The ruling, which was dated April 2 but not publicly released until Monday, does not identify the parties involved. But Carol Lew, a shareholder at Stradling Yocca Carlson & Rauth in Newport Beach, Calif., who serves as bond counsel for the Kings River Conservation District in Fresno, said the ruling applies to the district and the San Joaquin Valley Power Authority, and is important because it may encourage other municipalities in California to follow suit.

Lew said that by determining that the authority qualified as a "utility," the IRS provided some much-needed guidance on the term, which currently is not defined in the tax code as it pertains to arbitrage.

"It shines some light in an area where there hasn't been much guidance," she said yesterday. "It was helpful for the IRS to clarify the meaning of utility and service area to assist issuers in utilizing this exception."

The ruling stems from a request that the district and the authority made to the IRS for a ruling on a project they planned to undertake.

Under the plans, the authority is to take over power production for its members: 11 cities and one county. The power would be available to all residents within the municipalities' borders, and the authority would be responsible for setting the rates.

A California state law - the 2002 Community Choice Act - permits local governments to purchase electricity for their residents, in an attempt to increase competition and potentially lower rates.

Power is currently provided by two private facilities. But under the new system, the district, which already has a hydroelectric power plant, would construct a natural gas plant and provide the power from that plant. The private facilities would simply transmit and distribute the power to residents, who could opt out of the public program and continue to receive power from the private facilities.

Currently, the district does not have sufficient facilities to provide the power, so it plans to prepay for electricity from other sources, and to finance those payments with tax-exempt bonds. The district also is in the process of developing a larger power plant, which it eventually hopes will allow it to purchase electricity on a supplemental basis.

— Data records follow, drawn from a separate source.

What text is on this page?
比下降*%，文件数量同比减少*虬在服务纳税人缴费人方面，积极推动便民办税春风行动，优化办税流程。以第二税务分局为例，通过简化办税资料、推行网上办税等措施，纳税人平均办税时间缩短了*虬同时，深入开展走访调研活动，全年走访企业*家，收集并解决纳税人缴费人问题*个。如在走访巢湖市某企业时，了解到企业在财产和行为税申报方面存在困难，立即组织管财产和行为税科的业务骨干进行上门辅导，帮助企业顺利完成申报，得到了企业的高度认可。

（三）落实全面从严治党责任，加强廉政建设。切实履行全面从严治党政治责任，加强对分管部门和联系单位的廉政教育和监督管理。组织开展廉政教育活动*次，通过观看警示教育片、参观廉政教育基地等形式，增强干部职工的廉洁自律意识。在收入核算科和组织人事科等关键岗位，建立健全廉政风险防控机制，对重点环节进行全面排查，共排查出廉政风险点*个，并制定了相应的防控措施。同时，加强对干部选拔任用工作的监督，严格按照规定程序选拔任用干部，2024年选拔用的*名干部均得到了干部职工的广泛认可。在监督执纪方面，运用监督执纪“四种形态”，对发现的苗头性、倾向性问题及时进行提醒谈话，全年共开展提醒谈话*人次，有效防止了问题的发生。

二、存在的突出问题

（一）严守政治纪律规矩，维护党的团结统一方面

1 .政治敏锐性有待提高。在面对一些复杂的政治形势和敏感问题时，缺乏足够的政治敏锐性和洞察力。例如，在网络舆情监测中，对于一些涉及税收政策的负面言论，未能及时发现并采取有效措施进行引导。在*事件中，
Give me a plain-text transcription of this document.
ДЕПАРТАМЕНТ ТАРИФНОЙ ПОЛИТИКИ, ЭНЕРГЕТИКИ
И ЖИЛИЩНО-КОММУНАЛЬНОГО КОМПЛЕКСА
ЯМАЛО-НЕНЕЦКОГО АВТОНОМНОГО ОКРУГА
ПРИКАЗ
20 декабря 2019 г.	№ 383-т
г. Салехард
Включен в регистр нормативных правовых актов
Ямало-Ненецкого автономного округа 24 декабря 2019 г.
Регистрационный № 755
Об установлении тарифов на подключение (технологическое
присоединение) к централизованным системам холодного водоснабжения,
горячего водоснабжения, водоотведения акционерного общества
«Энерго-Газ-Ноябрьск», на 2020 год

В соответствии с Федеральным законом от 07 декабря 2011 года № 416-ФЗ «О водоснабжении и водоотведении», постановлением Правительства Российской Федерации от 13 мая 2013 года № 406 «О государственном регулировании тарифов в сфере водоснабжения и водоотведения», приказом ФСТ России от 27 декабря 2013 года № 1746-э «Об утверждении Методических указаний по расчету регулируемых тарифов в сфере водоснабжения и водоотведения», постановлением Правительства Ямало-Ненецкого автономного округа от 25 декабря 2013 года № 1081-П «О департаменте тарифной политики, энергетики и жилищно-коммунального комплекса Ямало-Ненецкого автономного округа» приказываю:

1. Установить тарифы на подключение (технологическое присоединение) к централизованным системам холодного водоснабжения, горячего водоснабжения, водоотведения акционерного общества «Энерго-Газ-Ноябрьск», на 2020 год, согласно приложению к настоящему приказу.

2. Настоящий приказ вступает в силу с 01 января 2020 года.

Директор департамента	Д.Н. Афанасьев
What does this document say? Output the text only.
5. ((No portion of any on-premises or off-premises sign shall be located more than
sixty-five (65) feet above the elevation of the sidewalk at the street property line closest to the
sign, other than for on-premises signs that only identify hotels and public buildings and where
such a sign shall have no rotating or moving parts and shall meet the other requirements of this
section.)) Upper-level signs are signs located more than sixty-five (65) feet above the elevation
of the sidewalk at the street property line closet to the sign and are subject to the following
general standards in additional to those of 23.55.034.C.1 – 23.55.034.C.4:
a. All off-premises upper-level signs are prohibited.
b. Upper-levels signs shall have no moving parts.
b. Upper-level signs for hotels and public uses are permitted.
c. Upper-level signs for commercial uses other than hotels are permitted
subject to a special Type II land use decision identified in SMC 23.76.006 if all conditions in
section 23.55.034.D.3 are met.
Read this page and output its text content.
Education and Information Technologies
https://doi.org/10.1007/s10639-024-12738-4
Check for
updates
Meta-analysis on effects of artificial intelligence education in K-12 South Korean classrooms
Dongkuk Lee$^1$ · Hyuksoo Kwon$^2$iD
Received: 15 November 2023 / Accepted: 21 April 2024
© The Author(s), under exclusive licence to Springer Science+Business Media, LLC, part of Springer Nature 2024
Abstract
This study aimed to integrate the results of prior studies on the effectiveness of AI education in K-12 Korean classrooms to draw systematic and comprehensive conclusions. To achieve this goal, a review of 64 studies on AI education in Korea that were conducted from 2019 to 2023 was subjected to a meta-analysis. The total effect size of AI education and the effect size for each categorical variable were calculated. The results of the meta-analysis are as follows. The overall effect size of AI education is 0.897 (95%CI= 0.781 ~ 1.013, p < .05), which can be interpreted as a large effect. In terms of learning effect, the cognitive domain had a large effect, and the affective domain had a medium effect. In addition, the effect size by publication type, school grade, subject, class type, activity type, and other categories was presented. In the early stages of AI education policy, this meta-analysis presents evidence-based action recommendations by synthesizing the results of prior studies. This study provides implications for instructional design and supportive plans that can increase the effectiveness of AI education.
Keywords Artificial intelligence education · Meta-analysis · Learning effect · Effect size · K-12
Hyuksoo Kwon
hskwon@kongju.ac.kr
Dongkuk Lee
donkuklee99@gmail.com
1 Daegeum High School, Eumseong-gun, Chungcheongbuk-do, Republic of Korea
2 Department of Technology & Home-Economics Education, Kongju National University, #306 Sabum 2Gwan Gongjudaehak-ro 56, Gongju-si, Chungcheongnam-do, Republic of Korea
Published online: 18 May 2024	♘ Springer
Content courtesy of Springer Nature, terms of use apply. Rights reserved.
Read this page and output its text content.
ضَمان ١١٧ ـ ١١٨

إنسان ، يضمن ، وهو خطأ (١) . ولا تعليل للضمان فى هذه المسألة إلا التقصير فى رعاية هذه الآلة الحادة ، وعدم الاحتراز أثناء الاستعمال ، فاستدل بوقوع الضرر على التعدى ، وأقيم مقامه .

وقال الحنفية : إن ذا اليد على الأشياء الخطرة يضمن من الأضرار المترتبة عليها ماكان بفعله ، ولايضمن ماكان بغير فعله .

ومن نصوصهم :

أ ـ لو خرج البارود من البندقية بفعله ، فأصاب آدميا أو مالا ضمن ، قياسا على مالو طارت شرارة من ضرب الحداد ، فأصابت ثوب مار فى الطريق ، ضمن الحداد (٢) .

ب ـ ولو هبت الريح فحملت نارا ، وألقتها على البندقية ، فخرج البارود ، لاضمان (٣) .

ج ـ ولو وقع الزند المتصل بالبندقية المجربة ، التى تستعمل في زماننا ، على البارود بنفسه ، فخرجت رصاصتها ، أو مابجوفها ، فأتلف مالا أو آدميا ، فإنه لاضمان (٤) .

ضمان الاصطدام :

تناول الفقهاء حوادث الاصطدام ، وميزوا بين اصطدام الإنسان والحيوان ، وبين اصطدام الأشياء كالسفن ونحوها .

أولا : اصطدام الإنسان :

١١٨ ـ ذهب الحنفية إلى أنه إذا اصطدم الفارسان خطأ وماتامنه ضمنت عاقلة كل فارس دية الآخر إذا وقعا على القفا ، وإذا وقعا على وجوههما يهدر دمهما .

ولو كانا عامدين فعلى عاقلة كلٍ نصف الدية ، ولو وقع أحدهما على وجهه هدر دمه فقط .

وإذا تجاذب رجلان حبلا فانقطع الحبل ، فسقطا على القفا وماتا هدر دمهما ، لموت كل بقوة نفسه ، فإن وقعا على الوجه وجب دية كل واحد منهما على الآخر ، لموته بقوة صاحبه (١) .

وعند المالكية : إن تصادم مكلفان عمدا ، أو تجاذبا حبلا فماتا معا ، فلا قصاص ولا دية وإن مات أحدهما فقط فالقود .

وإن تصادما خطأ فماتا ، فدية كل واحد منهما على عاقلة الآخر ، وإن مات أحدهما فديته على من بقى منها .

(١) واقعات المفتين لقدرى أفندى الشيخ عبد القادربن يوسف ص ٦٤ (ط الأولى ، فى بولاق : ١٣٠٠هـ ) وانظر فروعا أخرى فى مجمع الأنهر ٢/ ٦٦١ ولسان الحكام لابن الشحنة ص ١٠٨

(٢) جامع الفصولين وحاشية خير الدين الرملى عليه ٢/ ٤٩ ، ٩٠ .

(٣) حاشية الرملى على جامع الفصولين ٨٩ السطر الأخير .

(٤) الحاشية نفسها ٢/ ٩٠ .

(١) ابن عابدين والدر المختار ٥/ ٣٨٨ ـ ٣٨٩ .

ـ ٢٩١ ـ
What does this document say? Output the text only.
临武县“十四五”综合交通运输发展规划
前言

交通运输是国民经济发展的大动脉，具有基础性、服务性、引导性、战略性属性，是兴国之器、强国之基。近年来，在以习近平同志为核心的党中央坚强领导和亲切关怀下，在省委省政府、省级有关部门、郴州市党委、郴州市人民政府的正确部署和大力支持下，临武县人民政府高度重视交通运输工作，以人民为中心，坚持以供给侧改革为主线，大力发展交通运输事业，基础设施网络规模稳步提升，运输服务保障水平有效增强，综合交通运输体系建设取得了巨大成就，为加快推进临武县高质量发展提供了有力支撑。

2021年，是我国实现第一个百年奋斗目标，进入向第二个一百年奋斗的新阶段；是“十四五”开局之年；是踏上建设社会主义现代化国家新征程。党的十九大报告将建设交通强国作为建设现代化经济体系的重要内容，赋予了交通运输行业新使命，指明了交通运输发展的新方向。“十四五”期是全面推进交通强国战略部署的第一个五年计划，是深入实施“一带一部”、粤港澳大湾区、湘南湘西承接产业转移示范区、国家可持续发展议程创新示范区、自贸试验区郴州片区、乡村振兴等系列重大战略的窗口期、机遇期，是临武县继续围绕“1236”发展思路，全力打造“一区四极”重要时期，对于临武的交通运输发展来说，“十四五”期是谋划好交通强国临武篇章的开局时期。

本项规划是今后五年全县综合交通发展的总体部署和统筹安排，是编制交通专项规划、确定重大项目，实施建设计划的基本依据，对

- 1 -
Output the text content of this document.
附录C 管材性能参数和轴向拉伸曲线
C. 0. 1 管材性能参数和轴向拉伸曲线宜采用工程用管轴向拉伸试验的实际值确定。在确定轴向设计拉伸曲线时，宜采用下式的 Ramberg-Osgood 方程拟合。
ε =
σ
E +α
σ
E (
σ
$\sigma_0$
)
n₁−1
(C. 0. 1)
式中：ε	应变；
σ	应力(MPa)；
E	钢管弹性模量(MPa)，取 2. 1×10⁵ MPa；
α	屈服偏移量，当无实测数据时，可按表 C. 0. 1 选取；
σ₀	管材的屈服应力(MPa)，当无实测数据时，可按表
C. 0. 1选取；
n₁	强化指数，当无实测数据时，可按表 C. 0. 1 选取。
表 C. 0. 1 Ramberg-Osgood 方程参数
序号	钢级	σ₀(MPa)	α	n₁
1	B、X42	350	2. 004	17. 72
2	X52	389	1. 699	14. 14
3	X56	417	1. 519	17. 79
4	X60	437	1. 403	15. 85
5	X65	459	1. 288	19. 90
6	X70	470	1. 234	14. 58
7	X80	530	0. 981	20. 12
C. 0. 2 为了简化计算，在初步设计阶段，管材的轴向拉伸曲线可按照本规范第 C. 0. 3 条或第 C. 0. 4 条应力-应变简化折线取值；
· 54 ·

Tax regulations stipulate that unless a prepayment is made by, or for, electrical or natural gas utilities, it is considered investment property and therefore is subject to arbitrage regulations. However, if the prepayment is made on behalf of an electrical or natural gas utility run by a municipal entity, then the payments are considered expended and are not part of arbitrage calculations.

Furthermore, a prepayment is only eligible for the utility exception if it provides power to a "service area."

The IRS agreed with the claim that the district and authority together qualify as a utility with a service area, since they will offer the electricity to all residents and assume responsibility to provide the power and set the rates.

Lew said that while the arrangement between the authority and the district to provide power is unique thus far, other California municipalities interested in providing more power options to their residents could follow suit in the future thanks in part to the favorable ruling.

"It is my understanding that we are the first ones," she said. "This is an important area for California law to help our consumers have a choice [in power providers]."

In a supplemental matter, the IRS also determined in the ruling that the usage of the two private facilities to transmit and distribute the electricity does not constitute private business use.

Under the plans, the private facilities would only receive payments for the transmission and distribution of the power, while the authority would receive payments for supplying the power. Also, since the private facilities do not stand to gain from the new arrangement because the new authority would serve as a new competitor, the IRS determined that the transmission of electricity purchased with tax-exempt bond proceeds would not constitute private business use in this case.

"They were not gaining anything from the bond proceeds - their business of distributing and transmitting stayed the same before and after," Lew said.